The situation with the new law was an abrupt sea change. The day before this new law was certified by the governor all of these folks from their diverse communities were continuing to discourage very ill people from thinking and possibly acting upon suicidal thoughts and wanting to end it all. Once the law was certified, then BAM – all that changed. No easing into any transitional period as California and Vermont enjoyed (with their “end of life option act” and “patient choice at end of life” statutes respectively) . . .
I will try to steer clear of the pseudonymous quicksand of what these types of medical services provided are called: physician assisted suicide, physician assisted death, (medical) aid in dying, (voluntary active) euthanasia, death with dignity, but it is challenging when there is no clear marker of when living is perhaps coming to a close and dying is well-nigh. I liked one blogger’s beef with all these euphemisms and her suggestions that we perhaps call it “assisted self-administered lethal ingestion.” I think this descriptor is best because it is so technical sounding and our new law champions a medical technique, with precious few indicia or garb of a “right” to die.
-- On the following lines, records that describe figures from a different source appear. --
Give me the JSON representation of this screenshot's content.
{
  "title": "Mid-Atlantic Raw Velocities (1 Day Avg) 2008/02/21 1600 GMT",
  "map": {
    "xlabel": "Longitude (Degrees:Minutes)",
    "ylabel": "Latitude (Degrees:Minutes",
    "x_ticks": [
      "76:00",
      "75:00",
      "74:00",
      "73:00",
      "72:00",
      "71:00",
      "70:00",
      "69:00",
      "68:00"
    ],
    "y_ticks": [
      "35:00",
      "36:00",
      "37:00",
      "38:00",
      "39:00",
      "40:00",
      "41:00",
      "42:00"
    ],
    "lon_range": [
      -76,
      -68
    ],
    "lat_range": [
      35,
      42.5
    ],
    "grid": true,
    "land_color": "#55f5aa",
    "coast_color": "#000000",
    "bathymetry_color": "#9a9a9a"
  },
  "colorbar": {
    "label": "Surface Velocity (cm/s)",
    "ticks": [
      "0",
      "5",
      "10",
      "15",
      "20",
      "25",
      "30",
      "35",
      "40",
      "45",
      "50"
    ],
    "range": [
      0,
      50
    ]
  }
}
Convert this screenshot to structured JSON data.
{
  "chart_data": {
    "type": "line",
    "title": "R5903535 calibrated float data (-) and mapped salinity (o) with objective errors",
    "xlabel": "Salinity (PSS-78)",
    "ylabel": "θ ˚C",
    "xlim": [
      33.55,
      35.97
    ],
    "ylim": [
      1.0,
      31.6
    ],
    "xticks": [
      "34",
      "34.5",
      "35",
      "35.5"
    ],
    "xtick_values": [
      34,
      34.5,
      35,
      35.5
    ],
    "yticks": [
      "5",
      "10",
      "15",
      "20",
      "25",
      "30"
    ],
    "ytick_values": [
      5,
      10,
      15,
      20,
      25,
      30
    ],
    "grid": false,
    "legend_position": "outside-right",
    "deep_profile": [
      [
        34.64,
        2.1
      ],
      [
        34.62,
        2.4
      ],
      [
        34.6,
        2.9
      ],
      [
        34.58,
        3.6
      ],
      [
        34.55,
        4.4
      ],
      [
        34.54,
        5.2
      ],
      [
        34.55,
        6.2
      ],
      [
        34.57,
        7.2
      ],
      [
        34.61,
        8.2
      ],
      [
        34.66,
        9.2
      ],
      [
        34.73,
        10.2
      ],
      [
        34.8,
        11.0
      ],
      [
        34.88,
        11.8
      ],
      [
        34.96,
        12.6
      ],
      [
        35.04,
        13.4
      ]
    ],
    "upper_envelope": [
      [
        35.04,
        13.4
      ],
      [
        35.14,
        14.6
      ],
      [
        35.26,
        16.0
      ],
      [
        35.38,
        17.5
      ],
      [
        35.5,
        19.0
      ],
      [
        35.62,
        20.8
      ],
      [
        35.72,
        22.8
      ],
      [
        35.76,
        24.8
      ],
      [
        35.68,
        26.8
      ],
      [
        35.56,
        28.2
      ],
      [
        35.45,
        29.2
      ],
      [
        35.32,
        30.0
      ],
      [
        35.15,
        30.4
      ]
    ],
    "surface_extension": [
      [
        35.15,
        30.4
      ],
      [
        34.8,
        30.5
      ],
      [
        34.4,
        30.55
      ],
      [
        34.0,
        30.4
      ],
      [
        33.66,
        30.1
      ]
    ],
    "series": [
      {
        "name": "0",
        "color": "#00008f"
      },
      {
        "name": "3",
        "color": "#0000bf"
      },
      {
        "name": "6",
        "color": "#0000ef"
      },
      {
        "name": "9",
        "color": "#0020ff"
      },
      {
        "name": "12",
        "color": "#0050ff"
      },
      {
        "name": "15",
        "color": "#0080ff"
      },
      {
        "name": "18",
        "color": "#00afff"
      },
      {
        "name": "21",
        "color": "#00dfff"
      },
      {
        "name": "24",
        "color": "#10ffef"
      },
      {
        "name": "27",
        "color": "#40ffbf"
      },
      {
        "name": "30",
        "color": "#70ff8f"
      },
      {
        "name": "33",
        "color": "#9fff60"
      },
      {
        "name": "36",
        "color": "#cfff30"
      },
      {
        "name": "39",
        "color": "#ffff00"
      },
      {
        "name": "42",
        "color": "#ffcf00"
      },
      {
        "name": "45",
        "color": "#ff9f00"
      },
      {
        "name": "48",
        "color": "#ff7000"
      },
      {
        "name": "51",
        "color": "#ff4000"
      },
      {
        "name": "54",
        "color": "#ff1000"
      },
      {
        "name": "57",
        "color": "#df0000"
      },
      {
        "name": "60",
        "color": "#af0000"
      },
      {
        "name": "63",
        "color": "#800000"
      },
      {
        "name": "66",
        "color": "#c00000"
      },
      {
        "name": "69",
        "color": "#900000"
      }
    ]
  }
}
To wind up, I will turn to a quote from the late poet, novelist and social critic James Baldwin:
Perhaps the whole root of our trouble, the human trouble, is that we will sacrifice all the beauty of our lives, will imprison ourselves in totems, taboos, crosses, blood sacrifices, steeples, mosques, races, armies, flags, nations, in order to deny the fact of death, which is the only fact we have.
James Baldwin, The Fire Next Time
How to identify the boundaries of death versus suicide – where are the distinctions here among all the different labels? Our new law does explain that the actions in accordance with the procedure set forth in the End of Life Options Act do not constitute suicide, assisted suicide, mercy killing, homicide or elder abuse. Does this move our conversation forward? Can a law do this?